Connect

Google Cloud Spanner CDC Patterns

The gcp_spanner_cdc input captures row-level changes from Google Cloud Spanner tables using Spanner change streams. Use these patterns to filter, transform, and route Spanner change records to Redpanda, Amazon S3, and other destinations.

Use this cookbook to:

  • Apply reusable patterns for capturing Google Cloud Spanner CDC events

  • Adapt integration patterns to route CDC data to Redpanda and S3

  • Identify patterns for filtering and transforming Spanner change records

The gcp_spanner_cdc input is in beta. The API is subject to change.

Prerequisites

Before using these patterns, configure the following.

Redpanda CLI

Install the Redpanda CLI (rpk) to run Redpanda Connect. See rpk installation for installation instructions.

Spanner change stream

The gcp_spanner_cdc input reads from a Spanner change stream. The change stream must be created in your Spanner database before running the pipeline. To create a change stream that tracks all tables:

CREATE CHANGE STREAM AllChanges FOR ALL;

To track specific tables:

CREATE CHANGE STREAM OrderChanges FOR orders, customers;

For more information, see the Spanner change streams documentation.

Google Cloud Platform (GCP) authentication

The gcp_spanner_cdc input supports two authentication methods:

  • Application Default Credentials (ADC): The recommended approach for GCP-native environments (Cloud Run, GKE, Compute Engine). No configuration needed when running with a service account attached to the instance.

  • Service account key: Set the credentials_json field to a base64-encoded service account key JSON file. Use this approach when running outside GCP or when ADC is not available:

    export GCP_CREDENTIALS="$(base64 < /path/to/service-account.json | tr -d '\n')"

    Then reference it in your pipeline config:

    input:
      gcp_spanner_cdc:
        project_id: ${GCP_PROJECT_ID}
        instance_id: ${GCP_INSTANCE_ID}
        database_id: ${GCP_DATABASE_ID}
        stream_id: ${GCP_STREAM_ID}
        credentials_json: ${GCP_CREDENTIALS}

Progress tracking

The gcp_spanner_cdc input stores progress in a Spanner metadata table (cdc_metadata_<stream_id> by default).
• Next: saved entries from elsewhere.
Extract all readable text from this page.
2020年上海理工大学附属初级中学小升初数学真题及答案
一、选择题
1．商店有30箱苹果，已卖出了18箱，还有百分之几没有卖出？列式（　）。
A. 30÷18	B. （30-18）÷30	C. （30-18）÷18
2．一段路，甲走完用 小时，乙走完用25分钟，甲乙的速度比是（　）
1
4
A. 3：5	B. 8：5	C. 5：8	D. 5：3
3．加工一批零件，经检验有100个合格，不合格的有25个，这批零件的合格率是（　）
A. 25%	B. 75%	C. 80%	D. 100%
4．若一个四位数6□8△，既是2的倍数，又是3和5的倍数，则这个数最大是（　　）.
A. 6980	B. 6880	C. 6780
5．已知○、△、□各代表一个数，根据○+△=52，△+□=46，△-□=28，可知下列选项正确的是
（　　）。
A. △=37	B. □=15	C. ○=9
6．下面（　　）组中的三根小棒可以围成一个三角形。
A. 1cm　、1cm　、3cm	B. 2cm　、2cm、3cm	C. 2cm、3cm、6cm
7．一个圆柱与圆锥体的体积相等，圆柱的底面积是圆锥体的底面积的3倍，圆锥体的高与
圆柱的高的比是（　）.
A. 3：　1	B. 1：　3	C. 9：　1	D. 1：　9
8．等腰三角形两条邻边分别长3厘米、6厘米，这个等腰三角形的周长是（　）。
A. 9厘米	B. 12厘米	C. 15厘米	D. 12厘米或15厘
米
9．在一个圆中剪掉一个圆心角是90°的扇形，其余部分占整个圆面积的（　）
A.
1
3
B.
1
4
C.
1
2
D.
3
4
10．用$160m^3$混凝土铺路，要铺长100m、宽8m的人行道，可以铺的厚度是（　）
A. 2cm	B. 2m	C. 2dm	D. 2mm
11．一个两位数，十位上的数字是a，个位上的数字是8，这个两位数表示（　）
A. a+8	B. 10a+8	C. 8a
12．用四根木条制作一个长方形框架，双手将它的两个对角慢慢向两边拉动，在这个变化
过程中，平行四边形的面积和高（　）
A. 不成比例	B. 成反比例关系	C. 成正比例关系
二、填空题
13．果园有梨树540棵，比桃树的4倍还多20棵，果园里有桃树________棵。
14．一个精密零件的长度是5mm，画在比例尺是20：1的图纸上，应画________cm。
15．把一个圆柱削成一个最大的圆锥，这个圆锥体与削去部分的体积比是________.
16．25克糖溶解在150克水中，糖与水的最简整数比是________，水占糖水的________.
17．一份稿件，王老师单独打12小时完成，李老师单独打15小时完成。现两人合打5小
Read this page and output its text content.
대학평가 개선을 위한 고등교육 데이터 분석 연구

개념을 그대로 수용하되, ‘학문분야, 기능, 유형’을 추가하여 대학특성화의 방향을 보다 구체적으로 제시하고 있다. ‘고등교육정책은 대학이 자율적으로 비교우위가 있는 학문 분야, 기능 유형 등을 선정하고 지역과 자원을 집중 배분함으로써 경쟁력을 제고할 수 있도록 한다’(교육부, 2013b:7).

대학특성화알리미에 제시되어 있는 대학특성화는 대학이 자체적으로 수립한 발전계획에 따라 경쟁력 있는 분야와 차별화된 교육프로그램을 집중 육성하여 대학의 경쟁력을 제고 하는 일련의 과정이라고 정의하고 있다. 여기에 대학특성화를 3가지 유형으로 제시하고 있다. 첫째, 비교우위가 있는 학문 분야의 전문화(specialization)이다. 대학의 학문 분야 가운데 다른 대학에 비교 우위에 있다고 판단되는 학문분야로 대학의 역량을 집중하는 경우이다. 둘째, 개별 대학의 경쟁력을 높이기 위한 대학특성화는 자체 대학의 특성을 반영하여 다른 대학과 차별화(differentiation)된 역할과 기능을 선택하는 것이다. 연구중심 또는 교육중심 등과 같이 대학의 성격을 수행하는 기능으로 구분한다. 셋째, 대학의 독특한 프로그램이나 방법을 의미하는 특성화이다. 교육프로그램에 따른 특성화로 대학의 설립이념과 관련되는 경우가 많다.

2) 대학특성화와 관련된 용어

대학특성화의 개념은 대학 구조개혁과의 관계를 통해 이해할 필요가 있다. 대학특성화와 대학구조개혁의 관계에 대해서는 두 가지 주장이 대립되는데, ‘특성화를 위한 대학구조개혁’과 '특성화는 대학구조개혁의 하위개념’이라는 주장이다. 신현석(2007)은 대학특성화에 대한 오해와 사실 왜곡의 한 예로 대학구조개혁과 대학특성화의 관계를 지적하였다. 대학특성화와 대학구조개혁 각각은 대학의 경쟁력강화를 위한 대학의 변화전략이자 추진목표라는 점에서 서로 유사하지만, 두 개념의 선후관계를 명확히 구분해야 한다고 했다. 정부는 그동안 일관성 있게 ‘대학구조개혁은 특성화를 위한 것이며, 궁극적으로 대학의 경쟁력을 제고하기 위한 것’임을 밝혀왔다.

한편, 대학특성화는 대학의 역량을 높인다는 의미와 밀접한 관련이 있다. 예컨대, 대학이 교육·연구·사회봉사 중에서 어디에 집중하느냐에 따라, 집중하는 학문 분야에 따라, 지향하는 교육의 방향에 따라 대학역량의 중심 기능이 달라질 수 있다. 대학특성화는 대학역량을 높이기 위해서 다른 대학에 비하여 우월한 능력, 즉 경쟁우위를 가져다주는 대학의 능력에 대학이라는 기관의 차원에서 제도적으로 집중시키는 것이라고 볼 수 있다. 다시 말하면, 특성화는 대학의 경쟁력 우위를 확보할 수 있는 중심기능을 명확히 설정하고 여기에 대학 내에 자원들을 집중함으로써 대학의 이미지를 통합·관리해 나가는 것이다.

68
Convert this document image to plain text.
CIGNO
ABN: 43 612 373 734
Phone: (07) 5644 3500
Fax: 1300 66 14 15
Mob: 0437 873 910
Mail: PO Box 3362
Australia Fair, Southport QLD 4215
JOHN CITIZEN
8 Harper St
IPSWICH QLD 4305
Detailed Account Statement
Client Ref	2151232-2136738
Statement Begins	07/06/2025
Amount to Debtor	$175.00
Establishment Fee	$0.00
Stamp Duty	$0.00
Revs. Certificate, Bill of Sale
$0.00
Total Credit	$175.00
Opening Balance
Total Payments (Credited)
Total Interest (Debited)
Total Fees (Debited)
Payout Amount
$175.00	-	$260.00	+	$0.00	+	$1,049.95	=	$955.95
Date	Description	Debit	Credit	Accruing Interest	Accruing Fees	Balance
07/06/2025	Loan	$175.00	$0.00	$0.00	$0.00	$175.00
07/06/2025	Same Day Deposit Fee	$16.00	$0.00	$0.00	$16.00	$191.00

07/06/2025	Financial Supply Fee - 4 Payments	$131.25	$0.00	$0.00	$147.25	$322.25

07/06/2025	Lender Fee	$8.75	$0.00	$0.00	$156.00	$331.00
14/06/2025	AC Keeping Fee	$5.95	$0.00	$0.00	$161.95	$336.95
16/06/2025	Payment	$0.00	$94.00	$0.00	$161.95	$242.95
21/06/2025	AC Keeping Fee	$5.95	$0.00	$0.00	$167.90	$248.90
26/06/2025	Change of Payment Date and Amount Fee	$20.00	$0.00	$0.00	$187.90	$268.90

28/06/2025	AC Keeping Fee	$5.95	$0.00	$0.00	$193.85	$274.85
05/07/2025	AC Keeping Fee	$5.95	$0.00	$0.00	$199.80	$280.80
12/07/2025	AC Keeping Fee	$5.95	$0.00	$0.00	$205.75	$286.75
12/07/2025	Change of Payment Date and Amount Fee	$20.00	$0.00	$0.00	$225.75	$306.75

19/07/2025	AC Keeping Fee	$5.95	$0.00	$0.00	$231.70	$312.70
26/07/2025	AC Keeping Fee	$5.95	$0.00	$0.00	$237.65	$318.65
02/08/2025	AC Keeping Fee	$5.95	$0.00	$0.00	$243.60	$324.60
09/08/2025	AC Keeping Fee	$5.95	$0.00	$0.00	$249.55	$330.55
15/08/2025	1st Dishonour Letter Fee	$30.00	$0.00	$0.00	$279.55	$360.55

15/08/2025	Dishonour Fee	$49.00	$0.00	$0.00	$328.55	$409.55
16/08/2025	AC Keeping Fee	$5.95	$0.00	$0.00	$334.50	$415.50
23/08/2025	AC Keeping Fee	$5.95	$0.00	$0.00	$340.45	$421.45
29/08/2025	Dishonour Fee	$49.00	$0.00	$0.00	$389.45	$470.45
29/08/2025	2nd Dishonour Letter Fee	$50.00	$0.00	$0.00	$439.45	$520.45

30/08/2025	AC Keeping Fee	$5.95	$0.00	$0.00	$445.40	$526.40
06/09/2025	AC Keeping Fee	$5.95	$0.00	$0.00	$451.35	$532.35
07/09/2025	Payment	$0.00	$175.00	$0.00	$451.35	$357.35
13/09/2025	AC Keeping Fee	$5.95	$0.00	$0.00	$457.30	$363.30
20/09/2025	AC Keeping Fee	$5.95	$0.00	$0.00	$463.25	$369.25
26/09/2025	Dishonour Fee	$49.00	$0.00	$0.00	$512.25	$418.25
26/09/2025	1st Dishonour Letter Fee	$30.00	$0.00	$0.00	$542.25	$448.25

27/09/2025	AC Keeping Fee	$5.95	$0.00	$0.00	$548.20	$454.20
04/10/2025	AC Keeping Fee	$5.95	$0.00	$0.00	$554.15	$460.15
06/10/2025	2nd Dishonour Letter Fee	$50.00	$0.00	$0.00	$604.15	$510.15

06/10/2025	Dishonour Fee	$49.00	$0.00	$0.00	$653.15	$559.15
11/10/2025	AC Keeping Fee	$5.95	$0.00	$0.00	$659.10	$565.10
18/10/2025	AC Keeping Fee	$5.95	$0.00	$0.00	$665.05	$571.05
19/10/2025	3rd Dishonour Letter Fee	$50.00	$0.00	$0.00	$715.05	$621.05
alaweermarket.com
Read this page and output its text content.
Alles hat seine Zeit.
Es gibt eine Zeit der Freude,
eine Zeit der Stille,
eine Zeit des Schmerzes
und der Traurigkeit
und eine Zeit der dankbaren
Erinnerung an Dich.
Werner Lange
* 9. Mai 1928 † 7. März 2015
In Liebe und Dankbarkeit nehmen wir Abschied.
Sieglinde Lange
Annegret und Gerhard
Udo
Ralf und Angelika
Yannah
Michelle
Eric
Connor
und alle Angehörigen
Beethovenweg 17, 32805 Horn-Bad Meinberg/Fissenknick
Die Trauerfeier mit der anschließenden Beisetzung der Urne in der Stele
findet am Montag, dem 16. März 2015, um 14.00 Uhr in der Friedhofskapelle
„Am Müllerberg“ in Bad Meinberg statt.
No external cache is required. The pipeline resumes from the last acknowledged change record after a restart.

Environment variables

The examples in this cookbook use environment variables for configuration:

export GCP_PROJECT_ID="analytics-prod" (1)
export GCP_INSTANCE_ID="primary" (2)
export GCP_DATABASE_ID="orders" (3)
export GCP_STREAM_ID="AllChanges" (4)
export REDPANDA_BROKERS=localhost:9092 (5)
export S3_BUCKET=cdc-archive (6)
1 The GCP project ID.
2 The Spanner instance ID.
3 The Spanner database ID.
4 The name of the change stream to read from.
5 The Redpanda broker addresses (for Redpanda output examples).
6 The Amazon S3 bucket name (for S3 output examples).

Capture CDC events

The simplest pattern captures all change records from a Spanner change stream and outputs them with key fields:

input:
  gcp_spanner_cdc:
    project_id: ${GCP_PROJECT_ID}
    instance_id: ${GCP_INSTANCE_ID}
    database_id: ${GCP_DATABASE_ID}
    stream_id: ${GCP_STREAM_ID}

pipeline:
  processors:
    - mapping: |
        root.mod_type = meta("mod_type")
        root.table_name = meta("table_name")
        root.commit_timestamp = meta("commit_timestamp")
        root.data = this
        root.transaction_id = meta("server_transaction_id")

output:
  stdout:
    codec: lines

For details on the change record structure and available fields, see the Spanner change record reference.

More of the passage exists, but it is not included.